HARARE – Zimbabwe’s fuel is the most expensive in southern Africa despite government introducing its controversial mandatory blending policy which forces fuel companies to mix unleaded petrol with ethanol as part of reducing the import bill.
In a paper on the prices of fuel, the Zimbabwe Energy Council (Zec) noted that the country’s commodity was overly priced even compared to other land locked countries whose transport costs and levies were much higher.
“(In) June 2017, the price of fuel decreased by 25c (South African cents) in RSA, again in July, the fuel price decreased by further 69c (South African cents).
“In Zimbabwe it’s the opposite, when every other nation is decreasing its fuel prices, we are increasing ours! What drives and determines fuel prices in Zimbabwe, more so when we are using a stable USD currency?” questioned Zec.
According to statistics gathered by Zec, Zambia, a landlocked country like Zimbabwe, unleaded fuel is currently selling for $1, 11 per litre.
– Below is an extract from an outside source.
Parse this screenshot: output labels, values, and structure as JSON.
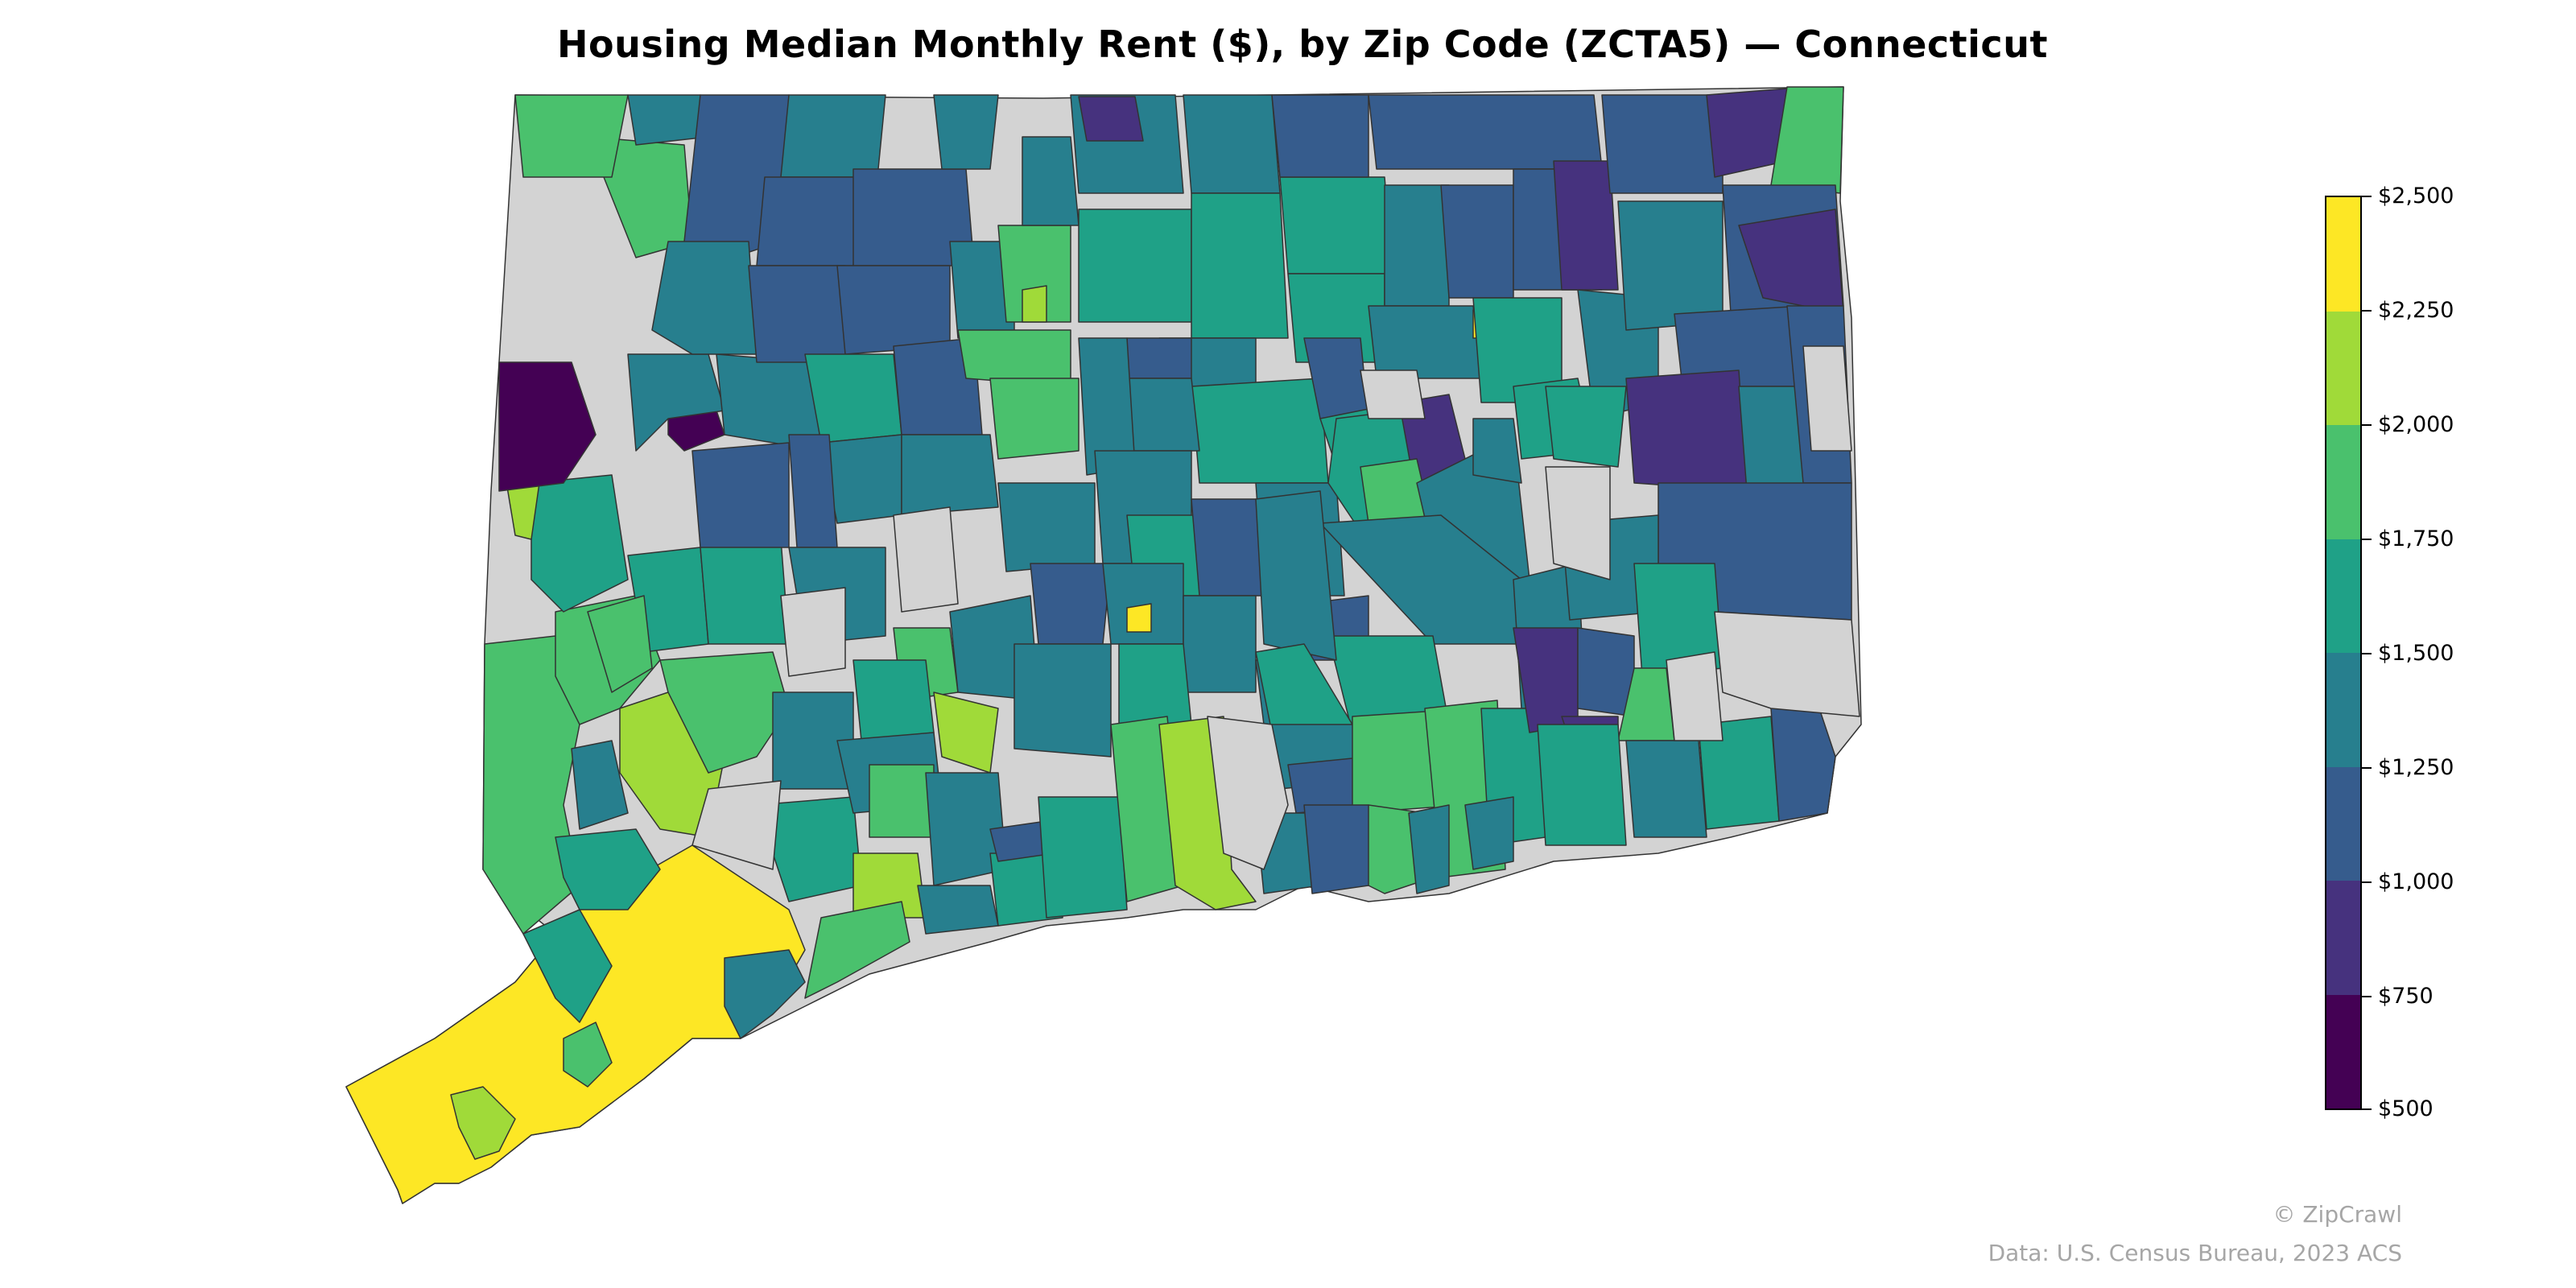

Petrol per litre was retailing at $0, 95 cents in Angola, $0, 74 cents in Botswana, $0, 79 cents in Lesotho, $1, 10 cents in Malawi, $0, 95 cents in South Africa, $0, 91 cents in Swaziland and $1, 30 in Zambia.
In Zimbabwe a litre of (petrol) blend is averaging 1,32.
Diesel was retailing for $0, 80 cents in Angola, $0, 70 cents in Botswana, $0, 81 cents in Lesotho, $1, 09 in Malawi and $1, 11 in Zambia.
In Zimbabwe it is averaging $1, 18.
“The issue of being landlocked does not apply here, Zambia which is further and its fuel passes through Zimbabwe every day is marginally cheaper than our fuel,” Zec argued.
Government unilaterally enforced mandatory blending of petroleum products almost four years ago, claiming it would bring down prices and reduce the country’s import bill.
Official figures show Zimbabwe spends some $45 million each month to import fuel.
The introduction of petrol blending has been a subject of fierce opposition from motorists with a suit being filed at the Constitutional Court to reverse the mandatory blending.
On Friday government announced it had petrol blending from 10 to 20 percent due to increasing supplies of ethanol.
In March, government had reduced to five percent from 15 percent the mandatory amount of local ethanol to be blended with petrol as heavy rains affected sugarcane fields.
Zimbabwe obtains ethanol from a $600 million sugar plant in the southeast of the country which is jointly owned by a State company and private investors which has capacity to produce 250 000 litres of ethanol a day.
This year’s heavy rains forced government to reduce the blending figures to five percent, a period which also coincided with the annual suspension of full-scale cane harvesting.
Between December and April, sugar cane harvesting is halted to enable plant maintenance, leading to a moratorium in the production of ethanol.
The off-crop season is now over, and sugar milling has resumed, resulting in a boost in ethanol supplies.